Re: [PATCH] kgdb: Fix broken handling of printk() in NMI context

From: Sumit Garg
Date: Fri May 15 2020 - 01:47:14 EST


Hi Petr,

On Thu, 14 May 2020 at 14:13, Petr Mladek <pmladek@xxxxxxxx> wrote:
>
> On Wed 2020-05-13 19:04:48, Sumit Garg wrote:
> > On Tue, 12 May 2020 at 19:55, Daniel Thompson
> > <daniel.thompson@xxxxxxxxxx> wrote:
> > >
> > > On Tue, May 12, 2020 at 02:18:34PM +0530, Sumit Garg wrote:
> > > > Since commit 42a0bb3f7138 ("printk/nmi: generic solution for safe printk
> > > > in NMI"), kgdb entry in NMI context defaults to use safe NMI printk()
> > >
> > > I didn't see the author on Cc: nor any of the folks whose hands it
> > > passed through. It would definitely be good to involve them in this
> > > discussion.
> > >
> >
> > Thanks for updating the Cc: list.
> >
> > >
> > > > which involves CPU specific buffers and deferred printk() until exit from
> > > > NMI context.
> > > >
> > > > But kgdb being a stop-the-world debugger, we don't want to defer printk()
> > > > especially backtrace on corresponding CPUs. So instead switch to normal
> > > > printk() mode in kgdb_cpu_enter() if entry is in NMI context.
> > >
> > > So, firstly I should *definitely* take a mea cupla for not shouting
> > > about this at the time (I was on Cc:... twice). Only thing I can say
> > > confidently is that the test suite didn't yell about this and so I
> > > didn't look at this as closely as I should have done (and that it
> > > didn't yell is mostly because I'm still building out the test suite
> > > coverage).
> > >
> > > Anyhow...
> > >
> > > This feels a little like we are smearing the printk() interception logic
> > > across the kernel in ways that make things hard to read. If we accepted
> > > this patch we then have, the new NMI interception logic, the old kdb
> > > interception logic and some hacks in the kgdb trap handler to defang the
> > > NMI interception logic and force the kdb logic to kick in.
> > >
> > > Wouldn't it be better to migrate kdb interception logic up a couple of
> > > levels so that it continues to function even when we are in nmi printk
> > > mode. That way *all* the printk() interception code would end up in
> > > one place.
> > >
> >
> > Yes it would be better to have all printk() interception code at one
> > place. Let me see if I can come up with an integrated logic.
>
> It might be enough to move the kdb_check from vprintk_default()
> to vprintk_func().
>
> I have never used kdb. I did not know that it was able to stop
> kernel in any context.
>
> Would this work? It is only compile tested!

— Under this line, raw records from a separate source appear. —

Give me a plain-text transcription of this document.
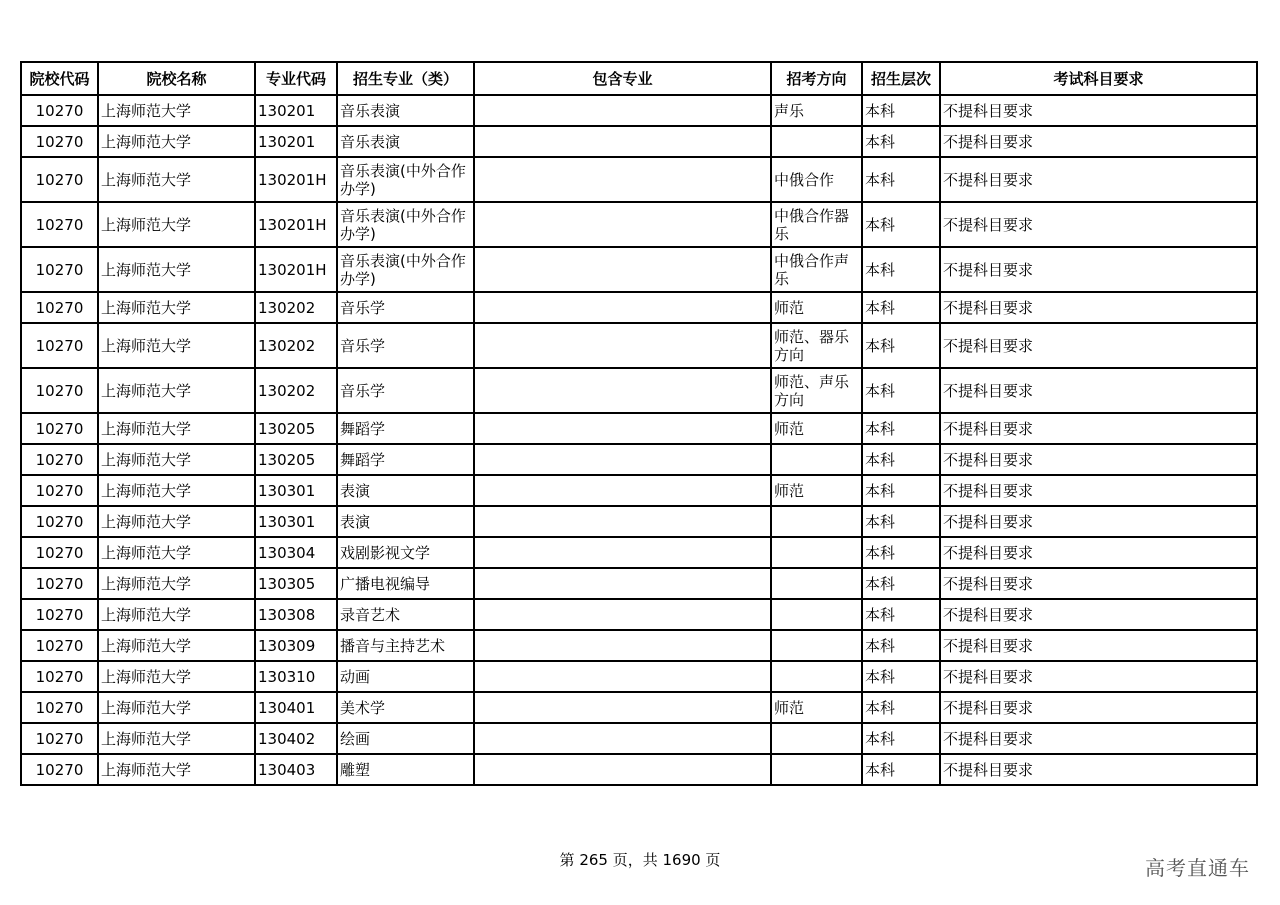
院校代码	院校名称	专业代码	招生专业（类）	包含专业	招考方向	招生层次	考试科目要求
10270	上海师范大学	130201	音乐表演		声乐	本科	不提科目要求
10270	上海师范大学	130201	音乐表演			本科	不提科目要求
10270	上海师范大学	130201H	音乐表演(中外合作办学)		中俄合作	本科	不提科目要求
10270	上海师范大学	130201H	音乐表演(中外合作办学)		中俄合作器乐	本科	不提科目要求
10270	上海师范大学	130201H	音乐表演(中外合作办学)		中俄合作声乐	本科	不提科目要求
10270	上海师范大学	130202	音乐学		师范	本科	不提科目要求
10270	上海师范大学	130202	音乐学		师范、器乐方向	本科	不提科目要求
10270	上海师范大学	130202	音乐学		师范、声乐方向	本科	不提科目要求
10270	上海师范大学	130205	舞蹈学		师范	本科	不提科目要求
10270	上海师范大学	130205	舞蹈学			本科	不提科目要求
10270	上海师范大学	130301	表演		师范	本科	不提科目要求
10270	上海师范大学	130301	表演			本科	不提科目要求
10270	上海师范大学	130304	戏剧影视文学			本科	不提科目要求
10270	上海师范大学	130305	广播电视编导			本科	不提科目要求
10270	上海师范大学	130308	录音艺术			本科	不提科目要求
10270	上海师范大学	130309	播音与主持艺术			本科	不提科目要求
10270	上海师范大学	130310	动画			本科	不提科目要求
10270	上海师范大学	130401	美术学		师范	本科	不提科目要求
10270	上海师范大学	130402	绘画			本科	不提科目要求
10270	上海师范大学	130403	雕塑			本科	不提科目要求
第 265 页，共 1690 页	高考直通车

Thanks for this fix patch. It did resolve the issue and now I am able
to see the backtrace in the kdb shell. So we can go ahead with your
patch and drop mine.

>
> From 14ae6c9f0cbd1479cb898c864c7ab46e20f3cf6f Mon Sep 17 00:00:00 2001
> From: Petr Mladek <pmladek@xxxxxxxx>
> Date: Thu, 14 May 2020 10:37:44 +0200
> Subject: [PATCH] printk/kdb: Redirect printk messages into kdb in any context
>
> kdb is able to stop kernel even in NMI context where printk() is redirected
> to the printk_safe() lockless variant. Move the check and redirect to kdb
> even in this case.
>
> Signed-off-by: Petr Mladek <pmladek@xxxxxxxx>
> ---
> kernel/printk/printk.c | 14 +-------------
> kernel/printk/printk_safe.c | 8 ++++++++
> 2 files changed, 9 insertions(+), 13 deletions(-)
>

Reported-by: Sumit Garg <sumit.garg@xxxxxxxxxx>
Tested-by: Sumit Garg <sumit.garg@xxxxxxxxxx>

-Sumit

> diff --git a/kernel/printk/printk.c b/kernel/printk/printk.c
> index 9a9b6156270b..63a1aa377cd9 100644
> --- a/kernel/printk/printk.c
> +++ b/kernel/printk/printk.c
> @@ -35,7 +35,6 @@
> #include <linux/memblock.h>
> #include <linux/syscalls.h>
> #include <linux/crash_core.h>
> -#include <linux/kdb.h>
> #include <linux/ratelimit.h>
> #include <linux/kmsg_dump.h>
> #include <linux/syslog.h>
> @@ -2036,18 +2035,7 @@ EXPORT_SYMBOL(vprintk);
>
> int vprintk_default(const char *fmt, va_list args)
> {
> - int r;
> -
> -#ifdef CONFIG_KGDB_KDB
> - /* Allow to pass printk() to kdb but avoid a recursion. */
> - if (unlikely(kdb_trap_printk && kdb_printf_cpu < 0)) {
> - r = vkdb_printf(KDB_MSGSRC_PRINTK, fmt, args);
> - return r;
> - }
> -#endif
> - r = vprintk_emit(0, LOGLEVEL_DEFAULT, NULL, 0, fmt, args);
> -
> - return r;
> + return vprintk_emit(0, LOGLEVEL_DEFAULT, NULL, 0, fmt, args);
> }
> EXPORT_SYMBOL_GPL(vprintk_default);
>
> diff --git a/kernel/printk/printk_safe.c b/kernel/printk/printk_safe.c
> index d9a659a686f3..81734497c625 100644
> --- a/kernel/printk/printk_safe.c
> +++ b/kernel/printk/printk_safe.c
> @@ -6,6 +6,7 @@
> #include <linux/preempt.h>
> #include <linux/spinlock.h>
> #include <linux/debug_locks.h>
> +#include <linux/kdb.h>
> #include <linux/smp.h>
> #include <linux/cpumask.h>
> #include <linux/irq_work.h>
> @@ -359,6 +360,13 @@ void __printk_safe_exit(void)
>
> __printf(1, 0) int vprintk_func(const char *fmt, va_list args)
> {
> +#ifdef CONFIG_KGDB_KDB
> + /* Allow to pass printk() to kdb but avoid a recursion. */
> + if (unlikely(kdb_trap_printk && kdb_printf_cpu < 0)) {
> + return vkdb_printf(KDB_MSGSRC_PRINTK, fmt, args);
> + }
> +#endif
> +
> /*
> * Try to use the main logbuf even in NMI. But avoid calling console
> * drivers that might have their own locks.
> --
> 2.26.1
>